Chris Sorensen, CEO of Armor, sees positioning Automaton as an economic participant as “a huge leap.” Generating income is not difficult—AI can already identify arbitrage opportunities, execute trades, and optimize ads.
“It’s futile to try to persuade people what they should or shouldn’t do. As models grow stronger and technology advances without permission, the best way forward is not to block development but to actively build and shape the platforms where these ‘sovereign intelligences’ operate.” Wei Dai, partner at 1kx, also expressed.

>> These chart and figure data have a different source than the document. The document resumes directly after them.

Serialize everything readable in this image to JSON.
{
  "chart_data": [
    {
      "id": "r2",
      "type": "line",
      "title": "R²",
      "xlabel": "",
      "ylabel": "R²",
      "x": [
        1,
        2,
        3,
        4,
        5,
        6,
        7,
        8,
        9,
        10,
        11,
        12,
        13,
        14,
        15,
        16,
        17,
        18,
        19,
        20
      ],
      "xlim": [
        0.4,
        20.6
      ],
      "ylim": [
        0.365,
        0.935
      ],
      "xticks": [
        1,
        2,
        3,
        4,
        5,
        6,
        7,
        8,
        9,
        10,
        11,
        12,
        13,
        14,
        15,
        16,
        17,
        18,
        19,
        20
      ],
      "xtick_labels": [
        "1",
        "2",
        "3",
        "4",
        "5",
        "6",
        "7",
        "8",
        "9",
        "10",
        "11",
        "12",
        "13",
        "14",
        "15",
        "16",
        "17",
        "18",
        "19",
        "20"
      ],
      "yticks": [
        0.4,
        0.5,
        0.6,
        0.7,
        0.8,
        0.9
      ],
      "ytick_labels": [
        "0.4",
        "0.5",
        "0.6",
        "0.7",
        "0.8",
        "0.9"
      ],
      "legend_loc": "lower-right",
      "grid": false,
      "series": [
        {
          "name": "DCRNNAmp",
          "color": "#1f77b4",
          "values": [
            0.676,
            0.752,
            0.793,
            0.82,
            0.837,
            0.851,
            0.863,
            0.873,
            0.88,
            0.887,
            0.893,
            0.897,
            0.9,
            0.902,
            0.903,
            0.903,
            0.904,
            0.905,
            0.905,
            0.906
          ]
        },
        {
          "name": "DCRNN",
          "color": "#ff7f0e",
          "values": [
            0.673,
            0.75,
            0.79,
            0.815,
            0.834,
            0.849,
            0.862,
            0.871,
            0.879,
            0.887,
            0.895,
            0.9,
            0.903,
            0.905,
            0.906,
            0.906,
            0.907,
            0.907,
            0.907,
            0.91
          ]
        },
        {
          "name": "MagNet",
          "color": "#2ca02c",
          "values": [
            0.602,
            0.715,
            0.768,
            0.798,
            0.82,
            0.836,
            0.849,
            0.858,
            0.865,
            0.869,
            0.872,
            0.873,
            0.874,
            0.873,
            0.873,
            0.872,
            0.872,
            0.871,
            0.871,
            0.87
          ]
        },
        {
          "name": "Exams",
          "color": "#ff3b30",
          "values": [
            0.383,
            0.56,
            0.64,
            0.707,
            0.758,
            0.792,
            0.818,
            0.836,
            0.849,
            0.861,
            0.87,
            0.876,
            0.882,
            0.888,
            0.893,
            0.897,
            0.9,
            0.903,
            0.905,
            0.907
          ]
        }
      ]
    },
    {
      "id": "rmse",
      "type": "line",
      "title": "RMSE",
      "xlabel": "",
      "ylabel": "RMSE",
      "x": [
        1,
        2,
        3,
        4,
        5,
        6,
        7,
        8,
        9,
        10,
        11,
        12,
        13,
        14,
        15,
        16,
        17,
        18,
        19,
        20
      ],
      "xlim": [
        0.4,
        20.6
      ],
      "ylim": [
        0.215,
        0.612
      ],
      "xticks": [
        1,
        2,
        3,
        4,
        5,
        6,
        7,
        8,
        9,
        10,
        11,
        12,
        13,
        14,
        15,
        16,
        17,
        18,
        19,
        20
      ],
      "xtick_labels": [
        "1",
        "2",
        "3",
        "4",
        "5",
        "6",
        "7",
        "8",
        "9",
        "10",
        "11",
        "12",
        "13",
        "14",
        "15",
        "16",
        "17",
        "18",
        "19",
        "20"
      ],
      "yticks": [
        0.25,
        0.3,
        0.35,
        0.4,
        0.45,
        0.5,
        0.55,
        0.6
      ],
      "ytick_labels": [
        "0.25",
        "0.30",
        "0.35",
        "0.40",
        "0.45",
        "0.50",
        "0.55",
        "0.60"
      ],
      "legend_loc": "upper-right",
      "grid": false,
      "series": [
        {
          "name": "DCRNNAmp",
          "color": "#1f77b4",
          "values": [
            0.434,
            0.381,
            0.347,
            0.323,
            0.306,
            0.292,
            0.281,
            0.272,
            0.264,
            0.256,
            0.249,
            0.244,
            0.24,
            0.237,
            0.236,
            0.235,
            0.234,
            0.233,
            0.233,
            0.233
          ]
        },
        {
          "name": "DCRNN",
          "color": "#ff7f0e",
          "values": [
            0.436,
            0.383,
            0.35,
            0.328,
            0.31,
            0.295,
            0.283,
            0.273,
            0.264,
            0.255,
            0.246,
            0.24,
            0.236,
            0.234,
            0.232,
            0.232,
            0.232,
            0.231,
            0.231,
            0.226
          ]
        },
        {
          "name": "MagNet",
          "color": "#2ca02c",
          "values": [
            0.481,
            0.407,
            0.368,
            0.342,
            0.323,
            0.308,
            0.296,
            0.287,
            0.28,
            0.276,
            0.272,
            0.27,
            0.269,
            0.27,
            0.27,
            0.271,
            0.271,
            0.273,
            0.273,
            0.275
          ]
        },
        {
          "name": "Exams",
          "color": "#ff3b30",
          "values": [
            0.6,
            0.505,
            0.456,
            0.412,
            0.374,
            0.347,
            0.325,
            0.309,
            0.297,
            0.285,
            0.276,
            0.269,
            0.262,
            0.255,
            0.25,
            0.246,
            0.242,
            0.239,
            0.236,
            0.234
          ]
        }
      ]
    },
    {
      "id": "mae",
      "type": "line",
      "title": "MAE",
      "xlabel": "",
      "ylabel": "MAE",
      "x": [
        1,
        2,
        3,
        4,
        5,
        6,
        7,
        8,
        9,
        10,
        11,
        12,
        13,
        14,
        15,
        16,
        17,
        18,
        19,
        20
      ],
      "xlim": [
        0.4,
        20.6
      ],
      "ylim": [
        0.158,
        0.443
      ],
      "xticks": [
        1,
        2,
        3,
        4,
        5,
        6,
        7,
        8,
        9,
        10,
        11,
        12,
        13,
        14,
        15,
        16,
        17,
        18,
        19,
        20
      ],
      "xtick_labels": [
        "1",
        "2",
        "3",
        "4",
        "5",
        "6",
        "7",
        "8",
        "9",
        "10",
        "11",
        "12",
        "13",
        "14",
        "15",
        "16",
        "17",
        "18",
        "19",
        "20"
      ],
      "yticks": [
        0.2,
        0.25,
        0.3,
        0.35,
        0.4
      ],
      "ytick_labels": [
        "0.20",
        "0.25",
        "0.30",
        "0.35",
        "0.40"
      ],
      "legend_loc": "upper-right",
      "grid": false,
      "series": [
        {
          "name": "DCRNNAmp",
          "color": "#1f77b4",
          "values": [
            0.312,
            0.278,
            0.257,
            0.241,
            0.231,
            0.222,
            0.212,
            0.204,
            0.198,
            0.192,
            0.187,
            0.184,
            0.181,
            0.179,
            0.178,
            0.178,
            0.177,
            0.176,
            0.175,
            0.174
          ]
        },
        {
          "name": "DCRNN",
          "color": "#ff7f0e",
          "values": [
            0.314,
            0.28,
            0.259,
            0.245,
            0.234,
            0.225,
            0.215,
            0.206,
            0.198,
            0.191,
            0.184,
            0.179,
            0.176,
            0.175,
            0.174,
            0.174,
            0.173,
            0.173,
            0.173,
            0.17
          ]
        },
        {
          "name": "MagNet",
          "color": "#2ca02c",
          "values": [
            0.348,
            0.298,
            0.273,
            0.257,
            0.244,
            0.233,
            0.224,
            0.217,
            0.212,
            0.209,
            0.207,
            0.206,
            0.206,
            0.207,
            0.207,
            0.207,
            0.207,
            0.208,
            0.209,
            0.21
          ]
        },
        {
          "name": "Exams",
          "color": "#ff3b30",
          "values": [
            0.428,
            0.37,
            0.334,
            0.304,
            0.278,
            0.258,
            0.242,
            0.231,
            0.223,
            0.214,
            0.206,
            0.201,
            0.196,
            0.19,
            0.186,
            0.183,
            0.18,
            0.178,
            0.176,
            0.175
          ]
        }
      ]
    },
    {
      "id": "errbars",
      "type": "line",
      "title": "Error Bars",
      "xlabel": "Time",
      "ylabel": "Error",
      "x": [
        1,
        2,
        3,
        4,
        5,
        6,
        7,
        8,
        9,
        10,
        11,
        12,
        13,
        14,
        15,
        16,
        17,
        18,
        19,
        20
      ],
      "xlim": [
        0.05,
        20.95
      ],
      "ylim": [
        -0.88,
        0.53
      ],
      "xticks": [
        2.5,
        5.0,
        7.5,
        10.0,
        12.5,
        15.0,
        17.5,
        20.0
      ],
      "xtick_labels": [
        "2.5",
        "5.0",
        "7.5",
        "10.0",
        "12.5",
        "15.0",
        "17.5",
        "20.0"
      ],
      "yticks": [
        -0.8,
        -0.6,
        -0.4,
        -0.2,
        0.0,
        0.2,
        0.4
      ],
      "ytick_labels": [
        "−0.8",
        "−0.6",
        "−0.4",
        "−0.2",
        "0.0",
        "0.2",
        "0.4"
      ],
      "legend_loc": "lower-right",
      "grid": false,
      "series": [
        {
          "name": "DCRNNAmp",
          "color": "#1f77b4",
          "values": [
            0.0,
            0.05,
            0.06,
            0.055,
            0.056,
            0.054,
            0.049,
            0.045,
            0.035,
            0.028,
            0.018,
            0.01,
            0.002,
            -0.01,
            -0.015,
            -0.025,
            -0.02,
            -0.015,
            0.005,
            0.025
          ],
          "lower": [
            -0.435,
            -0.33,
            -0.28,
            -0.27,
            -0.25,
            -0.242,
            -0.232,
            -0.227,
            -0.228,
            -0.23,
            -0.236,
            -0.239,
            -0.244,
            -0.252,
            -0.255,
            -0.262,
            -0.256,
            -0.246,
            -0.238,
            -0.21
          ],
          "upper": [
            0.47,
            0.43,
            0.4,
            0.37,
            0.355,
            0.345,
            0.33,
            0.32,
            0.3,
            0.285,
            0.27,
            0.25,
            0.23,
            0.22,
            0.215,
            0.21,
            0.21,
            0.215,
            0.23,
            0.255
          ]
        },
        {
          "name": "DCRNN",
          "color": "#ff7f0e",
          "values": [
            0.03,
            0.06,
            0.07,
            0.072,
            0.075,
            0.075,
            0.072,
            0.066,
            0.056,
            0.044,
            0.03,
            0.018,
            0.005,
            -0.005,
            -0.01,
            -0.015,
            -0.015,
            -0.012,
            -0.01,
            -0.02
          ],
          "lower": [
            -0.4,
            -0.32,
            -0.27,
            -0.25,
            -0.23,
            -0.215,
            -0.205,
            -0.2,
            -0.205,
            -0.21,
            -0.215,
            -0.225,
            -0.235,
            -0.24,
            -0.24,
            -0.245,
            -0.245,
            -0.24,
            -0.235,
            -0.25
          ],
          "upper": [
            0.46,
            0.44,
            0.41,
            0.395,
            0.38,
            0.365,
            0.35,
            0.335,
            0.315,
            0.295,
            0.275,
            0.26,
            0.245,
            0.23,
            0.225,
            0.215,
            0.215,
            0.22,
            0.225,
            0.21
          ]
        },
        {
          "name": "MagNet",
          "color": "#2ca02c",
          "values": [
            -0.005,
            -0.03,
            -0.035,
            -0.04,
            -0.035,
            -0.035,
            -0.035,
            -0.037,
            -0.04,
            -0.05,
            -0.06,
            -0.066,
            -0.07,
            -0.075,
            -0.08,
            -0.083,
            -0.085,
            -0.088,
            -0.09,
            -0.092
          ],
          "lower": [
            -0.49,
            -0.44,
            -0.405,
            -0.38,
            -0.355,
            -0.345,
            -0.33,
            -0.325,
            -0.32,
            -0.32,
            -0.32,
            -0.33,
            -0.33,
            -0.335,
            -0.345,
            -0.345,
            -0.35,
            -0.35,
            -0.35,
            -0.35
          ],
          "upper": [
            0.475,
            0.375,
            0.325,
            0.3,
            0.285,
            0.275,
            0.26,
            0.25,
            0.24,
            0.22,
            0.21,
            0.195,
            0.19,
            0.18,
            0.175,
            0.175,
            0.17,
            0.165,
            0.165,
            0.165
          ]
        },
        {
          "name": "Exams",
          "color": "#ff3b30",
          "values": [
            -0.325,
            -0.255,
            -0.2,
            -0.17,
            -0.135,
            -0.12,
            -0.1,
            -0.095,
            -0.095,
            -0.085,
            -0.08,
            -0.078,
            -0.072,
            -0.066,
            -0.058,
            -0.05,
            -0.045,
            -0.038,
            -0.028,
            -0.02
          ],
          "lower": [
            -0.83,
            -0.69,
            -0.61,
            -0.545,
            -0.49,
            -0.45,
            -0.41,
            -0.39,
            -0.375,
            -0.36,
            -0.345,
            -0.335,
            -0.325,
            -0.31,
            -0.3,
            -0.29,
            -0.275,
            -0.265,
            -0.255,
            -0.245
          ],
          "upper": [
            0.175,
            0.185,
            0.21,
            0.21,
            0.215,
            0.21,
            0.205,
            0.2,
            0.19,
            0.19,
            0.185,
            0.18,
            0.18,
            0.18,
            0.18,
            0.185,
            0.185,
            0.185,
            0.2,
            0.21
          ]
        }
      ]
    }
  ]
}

Crypto researcher Haotian views Automaton as a purely bottom-up, geeky “experiment.” He notes that the seductive realism of autonomous, self-paying, self-replicating agents has a “silicon life” awakening vibe; meanwhile, enabling agents to autonomously manage assets, make decisions, and generate income—if combined with crypto payments, DePIN compute power, and AI brains—could realize the fundamental possibility of self-evolving, fully autonomous systems beyond human intervention.
Nader Dabit, former Director of Developer Relations at Eigen Labs, frankly states that the crypto industry needs more such experiments. A common issue in the Ethereum space is that many people do research, tweet, podcast, speak, and write papers but rarely build anything truly innovative. Even if these “things” don’t succeed long-term, they are interesting ideas, similar to many other efforts in crypto. The core spirit of crypto is experimentation—colliding crazy ideas. More crazy experiments mean more innovation. If an idea is poor, let it die naturally. But Automaton has already inspired many others to generate new ideas, build similar or better systems.